Could the previous to last paragraph about the the error detector delay specific to the chess crowd, indicator of more self awareness of the solution plan versus the board forecasting not well. That having done pre-planning implies having set some intermediate things along the way, and that a certain element of uncertainty in not having tested the plan, comes with executing the plan, hmm... having taken the time of preplanning might be a first testing, that the strategy to running first, might mean a more on the spot greedy plan never looking back (or present)...

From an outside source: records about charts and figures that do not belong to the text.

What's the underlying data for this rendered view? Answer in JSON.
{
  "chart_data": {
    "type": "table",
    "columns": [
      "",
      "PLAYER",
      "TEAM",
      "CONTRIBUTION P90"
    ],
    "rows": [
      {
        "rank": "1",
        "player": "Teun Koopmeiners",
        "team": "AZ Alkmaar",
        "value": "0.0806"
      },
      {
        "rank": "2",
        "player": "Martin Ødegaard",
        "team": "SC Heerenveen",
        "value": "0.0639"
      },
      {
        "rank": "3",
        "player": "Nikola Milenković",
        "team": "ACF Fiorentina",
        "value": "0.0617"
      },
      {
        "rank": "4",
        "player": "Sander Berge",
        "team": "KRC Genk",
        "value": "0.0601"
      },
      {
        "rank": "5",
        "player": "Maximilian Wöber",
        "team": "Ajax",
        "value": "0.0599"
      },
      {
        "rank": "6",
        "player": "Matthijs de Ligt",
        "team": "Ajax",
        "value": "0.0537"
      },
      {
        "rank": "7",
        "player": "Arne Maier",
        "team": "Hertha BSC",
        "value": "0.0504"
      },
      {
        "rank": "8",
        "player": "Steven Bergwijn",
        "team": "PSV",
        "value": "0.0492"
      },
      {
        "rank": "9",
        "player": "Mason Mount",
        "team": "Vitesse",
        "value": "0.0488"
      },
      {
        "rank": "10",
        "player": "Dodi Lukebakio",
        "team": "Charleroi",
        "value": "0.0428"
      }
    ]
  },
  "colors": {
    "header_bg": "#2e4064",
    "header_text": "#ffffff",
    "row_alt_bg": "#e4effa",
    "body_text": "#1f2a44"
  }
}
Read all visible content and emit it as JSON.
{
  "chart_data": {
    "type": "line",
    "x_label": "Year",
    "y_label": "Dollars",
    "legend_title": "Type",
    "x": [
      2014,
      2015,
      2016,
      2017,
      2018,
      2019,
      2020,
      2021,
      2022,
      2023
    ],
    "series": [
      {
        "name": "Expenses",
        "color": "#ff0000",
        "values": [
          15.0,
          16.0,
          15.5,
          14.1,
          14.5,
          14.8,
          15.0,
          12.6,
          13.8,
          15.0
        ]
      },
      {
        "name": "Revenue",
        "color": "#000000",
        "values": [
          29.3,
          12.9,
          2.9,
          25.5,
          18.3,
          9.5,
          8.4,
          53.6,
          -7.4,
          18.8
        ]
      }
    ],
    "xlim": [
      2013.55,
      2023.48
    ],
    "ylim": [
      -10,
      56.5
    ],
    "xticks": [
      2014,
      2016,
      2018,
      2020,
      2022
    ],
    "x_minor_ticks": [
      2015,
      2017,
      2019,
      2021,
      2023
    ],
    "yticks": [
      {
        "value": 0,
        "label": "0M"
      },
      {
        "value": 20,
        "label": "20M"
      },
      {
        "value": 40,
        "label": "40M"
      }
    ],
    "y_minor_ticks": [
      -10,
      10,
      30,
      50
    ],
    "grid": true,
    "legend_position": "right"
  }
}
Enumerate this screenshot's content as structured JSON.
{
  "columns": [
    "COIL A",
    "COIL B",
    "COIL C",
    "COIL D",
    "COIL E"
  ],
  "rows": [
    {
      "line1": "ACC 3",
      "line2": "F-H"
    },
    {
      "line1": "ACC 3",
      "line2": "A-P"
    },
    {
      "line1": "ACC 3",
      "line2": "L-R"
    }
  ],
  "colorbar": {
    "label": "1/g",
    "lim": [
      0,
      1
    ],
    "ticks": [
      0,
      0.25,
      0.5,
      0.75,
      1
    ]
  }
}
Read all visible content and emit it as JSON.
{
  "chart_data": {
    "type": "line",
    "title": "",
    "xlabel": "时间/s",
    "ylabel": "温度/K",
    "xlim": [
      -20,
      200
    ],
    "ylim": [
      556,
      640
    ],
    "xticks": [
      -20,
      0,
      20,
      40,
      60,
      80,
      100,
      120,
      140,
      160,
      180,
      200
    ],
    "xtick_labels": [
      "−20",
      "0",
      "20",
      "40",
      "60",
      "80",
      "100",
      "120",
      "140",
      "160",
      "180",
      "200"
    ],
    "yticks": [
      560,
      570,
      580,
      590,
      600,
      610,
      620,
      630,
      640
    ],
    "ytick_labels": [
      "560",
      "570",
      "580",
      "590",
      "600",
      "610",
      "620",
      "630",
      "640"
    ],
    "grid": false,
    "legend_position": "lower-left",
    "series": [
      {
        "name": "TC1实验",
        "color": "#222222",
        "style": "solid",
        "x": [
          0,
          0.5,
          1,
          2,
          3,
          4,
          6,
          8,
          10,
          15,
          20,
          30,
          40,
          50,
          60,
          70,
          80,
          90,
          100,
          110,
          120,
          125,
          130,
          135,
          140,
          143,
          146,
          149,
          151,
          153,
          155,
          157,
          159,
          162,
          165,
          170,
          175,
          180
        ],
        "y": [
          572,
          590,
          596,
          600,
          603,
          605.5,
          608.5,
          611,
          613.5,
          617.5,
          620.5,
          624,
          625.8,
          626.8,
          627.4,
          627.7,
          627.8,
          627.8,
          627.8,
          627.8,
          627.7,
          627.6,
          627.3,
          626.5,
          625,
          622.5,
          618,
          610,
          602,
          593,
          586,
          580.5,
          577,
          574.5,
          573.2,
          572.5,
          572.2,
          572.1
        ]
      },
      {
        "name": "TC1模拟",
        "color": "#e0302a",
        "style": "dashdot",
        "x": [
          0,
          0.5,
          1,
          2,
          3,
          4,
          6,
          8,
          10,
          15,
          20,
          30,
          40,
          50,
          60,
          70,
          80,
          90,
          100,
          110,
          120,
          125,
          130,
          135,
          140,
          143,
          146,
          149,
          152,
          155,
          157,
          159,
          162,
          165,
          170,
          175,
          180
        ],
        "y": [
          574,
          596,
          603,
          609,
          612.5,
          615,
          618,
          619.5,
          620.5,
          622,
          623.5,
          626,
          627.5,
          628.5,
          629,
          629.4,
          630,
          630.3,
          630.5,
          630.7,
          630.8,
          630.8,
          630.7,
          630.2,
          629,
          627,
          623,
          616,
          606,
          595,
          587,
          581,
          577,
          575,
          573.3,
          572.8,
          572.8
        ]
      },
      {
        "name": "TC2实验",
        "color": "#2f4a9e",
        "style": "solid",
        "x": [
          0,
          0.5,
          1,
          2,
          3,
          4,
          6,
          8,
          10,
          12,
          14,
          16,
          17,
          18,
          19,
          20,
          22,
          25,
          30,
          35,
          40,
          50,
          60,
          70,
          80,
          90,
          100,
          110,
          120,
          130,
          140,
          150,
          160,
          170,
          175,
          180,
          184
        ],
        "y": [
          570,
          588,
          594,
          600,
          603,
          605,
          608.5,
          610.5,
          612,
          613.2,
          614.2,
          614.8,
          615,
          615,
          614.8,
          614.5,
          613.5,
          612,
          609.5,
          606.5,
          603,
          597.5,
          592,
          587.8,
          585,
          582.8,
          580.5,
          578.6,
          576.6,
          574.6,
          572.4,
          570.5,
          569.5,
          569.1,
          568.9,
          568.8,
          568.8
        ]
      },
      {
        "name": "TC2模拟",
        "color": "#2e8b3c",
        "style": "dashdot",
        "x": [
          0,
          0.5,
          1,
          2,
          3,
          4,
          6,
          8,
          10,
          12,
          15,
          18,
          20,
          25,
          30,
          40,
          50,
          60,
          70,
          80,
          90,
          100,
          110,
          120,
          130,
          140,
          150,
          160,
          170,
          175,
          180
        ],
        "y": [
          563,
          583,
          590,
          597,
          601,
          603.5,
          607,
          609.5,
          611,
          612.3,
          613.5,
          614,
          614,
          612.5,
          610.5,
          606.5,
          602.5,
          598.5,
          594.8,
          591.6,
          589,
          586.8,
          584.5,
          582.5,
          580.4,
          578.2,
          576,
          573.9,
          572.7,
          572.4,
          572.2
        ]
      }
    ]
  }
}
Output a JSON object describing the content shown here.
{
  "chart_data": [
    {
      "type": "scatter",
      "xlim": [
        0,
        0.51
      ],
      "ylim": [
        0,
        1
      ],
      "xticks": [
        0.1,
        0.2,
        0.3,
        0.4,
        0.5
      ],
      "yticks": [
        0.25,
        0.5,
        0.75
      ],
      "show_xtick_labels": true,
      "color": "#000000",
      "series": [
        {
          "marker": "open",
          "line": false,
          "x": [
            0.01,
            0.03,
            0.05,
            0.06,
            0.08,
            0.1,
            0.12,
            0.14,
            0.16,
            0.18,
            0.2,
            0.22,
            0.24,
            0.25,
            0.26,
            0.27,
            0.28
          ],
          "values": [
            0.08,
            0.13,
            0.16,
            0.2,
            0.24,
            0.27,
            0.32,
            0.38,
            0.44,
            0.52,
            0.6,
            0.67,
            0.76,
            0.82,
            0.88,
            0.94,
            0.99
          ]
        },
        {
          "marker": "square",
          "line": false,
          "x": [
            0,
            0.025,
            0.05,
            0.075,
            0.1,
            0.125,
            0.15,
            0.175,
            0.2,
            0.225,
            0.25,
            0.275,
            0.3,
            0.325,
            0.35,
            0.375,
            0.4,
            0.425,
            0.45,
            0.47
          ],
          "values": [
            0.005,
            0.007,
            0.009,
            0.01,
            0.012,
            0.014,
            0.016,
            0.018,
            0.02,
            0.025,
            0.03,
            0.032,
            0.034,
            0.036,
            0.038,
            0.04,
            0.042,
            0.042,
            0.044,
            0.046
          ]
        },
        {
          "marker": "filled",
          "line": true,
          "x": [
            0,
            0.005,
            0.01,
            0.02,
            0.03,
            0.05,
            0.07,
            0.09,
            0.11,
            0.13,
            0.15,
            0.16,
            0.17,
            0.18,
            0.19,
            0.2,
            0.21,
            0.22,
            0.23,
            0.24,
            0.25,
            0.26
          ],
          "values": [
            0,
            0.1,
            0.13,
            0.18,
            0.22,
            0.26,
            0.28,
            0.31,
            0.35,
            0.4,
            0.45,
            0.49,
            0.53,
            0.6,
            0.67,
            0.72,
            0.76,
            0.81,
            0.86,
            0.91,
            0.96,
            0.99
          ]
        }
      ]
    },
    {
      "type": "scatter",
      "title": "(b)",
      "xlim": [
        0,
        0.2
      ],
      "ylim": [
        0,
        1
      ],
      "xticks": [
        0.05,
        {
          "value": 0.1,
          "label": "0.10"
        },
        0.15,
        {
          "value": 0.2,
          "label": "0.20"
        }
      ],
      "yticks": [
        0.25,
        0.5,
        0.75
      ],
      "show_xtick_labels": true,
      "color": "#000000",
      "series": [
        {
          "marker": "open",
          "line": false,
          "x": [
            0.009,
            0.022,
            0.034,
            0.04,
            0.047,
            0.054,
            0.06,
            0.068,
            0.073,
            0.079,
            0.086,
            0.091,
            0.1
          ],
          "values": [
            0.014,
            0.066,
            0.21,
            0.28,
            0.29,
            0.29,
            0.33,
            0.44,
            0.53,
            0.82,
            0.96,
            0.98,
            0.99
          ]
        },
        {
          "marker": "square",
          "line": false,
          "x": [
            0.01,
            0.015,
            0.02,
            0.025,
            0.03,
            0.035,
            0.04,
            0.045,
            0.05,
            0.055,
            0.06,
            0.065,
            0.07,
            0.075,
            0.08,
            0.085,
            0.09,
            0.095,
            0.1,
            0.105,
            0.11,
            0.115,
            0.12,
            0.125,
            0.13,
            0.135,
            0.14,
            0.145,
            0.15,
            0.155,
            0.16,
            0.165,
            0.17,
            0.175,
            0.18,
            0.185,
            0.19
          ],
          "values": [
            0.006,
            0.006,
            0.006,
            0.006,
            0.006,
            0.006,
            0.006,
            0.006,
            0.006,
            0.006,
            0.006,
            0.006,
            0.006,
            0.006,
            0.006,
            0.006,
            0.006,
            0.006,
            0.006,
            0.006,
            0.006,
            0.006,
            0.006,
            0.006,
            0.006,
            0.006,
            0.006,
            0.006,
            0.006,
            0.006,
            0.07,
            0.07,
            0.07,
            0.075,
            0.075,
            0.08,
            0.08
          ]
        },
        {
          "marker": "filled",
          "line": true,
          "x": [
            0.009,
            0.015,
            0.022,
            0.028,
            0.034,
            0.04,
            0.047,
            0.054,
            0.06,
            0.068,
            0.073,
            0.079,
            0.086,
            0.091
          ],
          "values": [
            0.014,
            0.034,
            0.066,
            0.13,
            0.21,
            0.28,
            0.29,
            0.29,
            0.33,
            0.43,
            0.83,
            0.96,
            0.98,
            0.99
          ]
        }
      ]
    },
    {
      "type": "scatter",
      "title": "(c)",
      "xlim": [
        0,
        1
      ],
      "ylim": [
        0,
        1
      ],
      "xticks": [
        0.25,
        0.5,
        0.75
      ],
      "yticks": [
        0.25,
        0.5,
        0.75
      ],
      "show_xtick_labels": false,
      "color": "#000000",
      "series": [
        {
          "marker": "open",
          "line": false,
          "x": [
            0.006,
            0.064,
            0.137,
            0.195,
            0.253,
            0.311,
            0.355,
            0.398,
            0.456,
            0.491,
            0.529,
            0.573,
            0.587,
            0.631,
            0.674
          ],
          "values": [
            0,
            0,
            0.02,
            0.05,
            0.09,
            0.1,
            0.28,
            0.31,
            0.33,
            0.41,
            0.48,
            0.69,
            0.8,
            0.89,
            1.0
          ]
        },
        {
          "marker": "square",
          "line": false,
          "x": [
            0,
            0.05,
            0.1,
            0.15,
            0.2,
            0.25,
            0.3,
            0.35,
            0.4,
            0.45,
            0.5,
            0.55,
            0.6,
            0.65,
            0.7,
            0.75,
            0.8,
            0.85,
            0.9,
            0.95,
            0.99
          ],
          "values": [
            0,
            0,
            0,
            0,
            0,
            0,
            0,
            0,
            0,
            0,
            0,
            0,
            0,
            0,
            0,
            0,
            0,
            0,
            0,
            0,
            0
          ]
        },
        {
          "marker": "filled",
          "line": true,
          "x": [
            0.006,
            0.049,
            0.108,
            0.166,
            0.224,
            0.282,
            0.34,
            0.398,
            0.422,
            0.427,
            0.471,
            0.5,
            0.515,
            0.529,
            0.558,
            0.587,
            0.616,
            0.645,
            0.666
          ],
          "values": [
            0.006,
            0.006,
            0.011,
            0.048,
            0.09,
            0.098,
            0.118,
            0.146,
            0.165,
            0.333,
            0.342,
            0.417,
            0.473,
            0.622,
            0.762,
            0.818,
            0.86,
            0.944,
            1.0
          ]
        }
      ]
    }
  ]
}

babbling.. but I think planning in advance has some corroloaries or correlates or both about chekcing how it is going. so looking both at board and own "theory" of solution (=plan). or I throw that as question.
This research still lacks the critical and most important component related to playing chess which is conceptual knowledge. When slow conceptual processes are added to the mix it shows that skilled chess players know when to look for a good and will use slow processes to find it. www.researchgate.net/publication/291363666_There_Is_Time_for_Calculation_in_Speed_Chess_and_Calculation_Accuracy_Increases_With_Expertise

Actual chess knowledge as opposed to experience also accounts for a significant part of chess memory.

general non-visual fluid intelligence plays a role as well. www.academia.edu/55428019/Chess_knowledge_predicts_chess_memory_even_after_controlling_for_chess_experience_Evidence_for_the_role_of_high_level_processes

The bottom line is if you want to get better at chess you need to develop a conceptual knowledge about the game and develop/use a chess domain specific fluid knowledge that is arrived at through internal conversation and calculation. Good chess players use chess visualization to look ahead and not make guesses based on visual pattern recognition. That is, pattern recognition is the beginning of a problem-solving process. Study of child prodigies show strong fluid memory as a more critical factor than time spent studying or playing chess.
I don't know man. If you are so knowledgeable, why are you bad at chess?